Confusion About Section Types

I have gone through the tutorial and even read a Scrivener book, but I remain confused about section types. I have owned earlier versions of Scrivener, but confusion about structuring and types is what kept me from actually using it. Trying again with Version 3.
Specifically, I want to be sure I am structuring my work correctly from the start.
–The Scrivener non-fiction template has different section types for Chapter and Chapter Heading? What is meant to be the practical difference?
–The template also has Heading, Headed Section and Sub-Heading types. Can anyone explain the intended functionality and differences?
–If I want headings for sections of my chapter, should I have a separate element Section Heading before each Section element?
–If a Chapter has a quote at the beginning and a summary at the end, I am assuming it is best to have separate types for each of those to permit formatting differences?

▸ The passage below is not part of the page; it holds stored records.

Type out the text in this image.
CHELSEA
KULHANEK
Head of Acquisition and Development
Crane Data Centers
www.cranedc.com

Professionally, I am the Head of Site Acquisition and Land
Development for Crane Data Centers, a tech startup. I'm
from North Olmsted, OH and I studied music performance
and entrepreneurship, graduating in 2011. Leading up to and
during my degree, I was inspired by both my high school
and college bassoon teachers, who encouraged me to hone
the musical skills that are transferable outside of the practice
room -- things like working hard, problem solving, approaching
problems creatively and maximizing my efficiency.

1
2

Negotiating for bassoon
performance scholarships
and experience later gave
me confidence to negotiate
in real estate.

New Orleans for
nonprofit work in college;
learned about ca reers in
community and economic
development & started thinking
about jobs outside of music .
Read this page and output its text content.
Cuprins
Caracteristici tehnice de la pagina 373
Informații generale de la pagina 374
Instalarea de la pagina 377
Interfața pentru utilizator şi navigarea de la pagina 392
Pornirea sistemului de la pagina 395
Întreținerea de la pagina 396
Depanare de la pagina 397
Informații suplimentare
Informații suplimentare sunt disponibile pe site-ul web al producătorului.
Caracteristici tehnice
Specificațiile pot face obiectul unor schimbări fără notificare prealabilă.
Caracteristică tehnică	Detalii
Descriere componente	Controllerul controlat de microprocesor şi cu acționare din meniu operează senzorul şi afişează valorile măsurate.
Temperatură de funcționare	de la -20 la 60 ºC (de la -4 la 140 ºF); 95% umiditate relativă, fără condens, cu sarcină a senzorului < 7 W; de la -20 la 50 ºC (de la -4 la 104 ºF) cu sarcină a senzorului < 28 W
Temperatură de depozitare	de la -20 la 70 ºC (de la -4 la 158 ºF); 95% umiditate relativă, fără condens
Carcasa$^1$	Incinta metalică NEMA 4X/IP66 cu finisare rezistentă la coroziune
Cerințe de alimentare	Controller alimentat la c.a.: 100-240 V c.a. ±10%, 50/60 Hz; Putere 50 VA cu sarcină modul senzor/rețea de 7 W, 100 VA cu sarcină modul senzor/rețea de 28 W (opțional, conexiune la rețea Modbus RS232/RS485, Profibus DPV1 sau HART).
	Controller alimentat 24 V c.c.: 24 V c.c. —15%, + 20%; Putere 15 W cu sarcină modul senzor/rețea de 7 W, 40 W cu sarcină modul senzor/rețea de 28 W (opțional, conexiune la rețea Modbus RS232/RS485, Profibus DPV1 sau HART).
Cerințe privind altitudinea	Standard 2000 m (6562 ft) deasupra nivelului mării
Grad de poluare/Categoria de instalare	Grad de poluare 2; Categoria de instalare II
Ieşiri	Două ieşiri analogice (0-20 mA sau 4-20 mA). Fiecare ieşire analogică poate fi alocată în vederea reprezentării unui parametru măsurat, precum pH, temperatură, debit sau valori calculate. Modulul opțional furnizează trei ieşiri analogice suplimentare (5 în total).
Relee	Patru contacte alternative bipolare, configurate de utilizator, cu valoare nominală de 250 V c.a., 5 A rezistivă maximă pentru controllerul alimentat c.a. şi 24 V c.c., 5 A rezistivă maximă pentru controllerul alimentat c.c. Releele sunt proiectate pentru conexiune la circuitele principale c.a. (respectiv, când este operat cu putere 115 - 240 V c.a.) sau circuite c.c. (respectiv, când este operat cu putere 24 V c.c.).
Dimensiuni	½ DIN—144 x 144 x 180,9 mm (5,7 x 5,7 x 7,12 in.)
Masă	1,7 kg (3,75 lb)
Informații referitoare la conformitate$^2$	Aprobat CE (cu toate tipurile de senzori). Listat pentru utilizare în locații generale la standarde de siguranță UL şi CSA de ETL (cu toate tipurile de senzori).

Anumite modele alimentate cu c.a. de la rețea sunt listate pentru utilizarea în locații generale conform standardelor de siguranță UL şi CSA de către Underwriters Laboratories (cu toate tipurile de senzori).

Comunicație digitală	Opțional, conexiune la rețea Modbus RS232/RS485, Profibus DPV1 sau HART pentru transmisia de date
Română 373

Ideally, I am thinking a structure like this. Is that an unnecessary use of separate heading elements?
Part
Part Quote
Chapter Heading
Chapter Quote
Section Heading
Section Text
Section Heading
Section Text
Chapter Summary

Many thanks.

Hello pmichalski, and welcome to the forum.

You’ve asked an excellent question about why Scrivener offers so many section types and how someone might use them effectively. The forum has some discussions on this topic, like this one or this one. Reviewing them might be helpful for you.

It also might be helpful to think of the documents in your project in terms of groups. Those groups will be based on having documents at one level of your project sharing formatting, while documents at a different level will have their own formatting.

In this screenshot, I’ve marked my Part 1 folder with a yellow arrow. Let’s say that I want Scrivener to compile every folder at this level of my outline so that the folder’s title becomes a heading that is centered on the page. But, I do not want any text from that folder. I would assign all folders at this level of my project with the same section type. That would allow me to just get their titles as headings.

The folder marked with a blue arrow would get a different section type so I could turn it and all other folders at that level into chapter headings. In the “Why This Topic” folder, I actually have text written, which I might or might not want to include in my output file.

Items at the red arrow level would have a different section type so I can get their titles as section headings and their text in the output file. If I wanted headings from their subordinate documents, I could have those subordinate documents use the same section type. Or, I could use a different one if I only wanted the text but not the titles.

I could continue adding new section types as needed to get the headings/text in the output file the way I’d like. And, on the main compile page, you’ll see when you click into the “Assign Section Layouts” area that you can assign a different example text to each section type you’re using. That example text demonstrates how all the documents at that level might look in the output file.

Those section types can also be customized so that you can change the size of the headings for each group of documents, include or exclude notes or synopses, and so on.

Does that information help you to see how the section types are being used?

3 Likes

Thank you for this–very helpful. I had found the first link but not the second–which led me to the helpful ScrivenerVirgin blogs! It is hugely helpful to know that whether or not Titles show is part of compile. I guess the greatest flexibility lies in more parts rather than fewer–have a separate “Header” element for any Section or Subsection that I might want to format differently from the section text down the road.

I am curious why, in your image, there is a “Section” two below the red arrow at the same level as the “Sub-Section” above it rather than at the same level as as the “Section” at the arrow.

1 Like

That section vs. sub-section item you pointed out is user error. That is, you’re right that the item marked “Section” should be at the same level as the section above it, rather than the sub-section level.

This screenshot is from a sample Scrivener project that I put together and use for testing different bug reports. Clearly, I didn’t arrange my different levels as carefully as I should have.

I’ll update that test project to ensure it doesn’t cause confusion again if/when I use it for screenshots like this.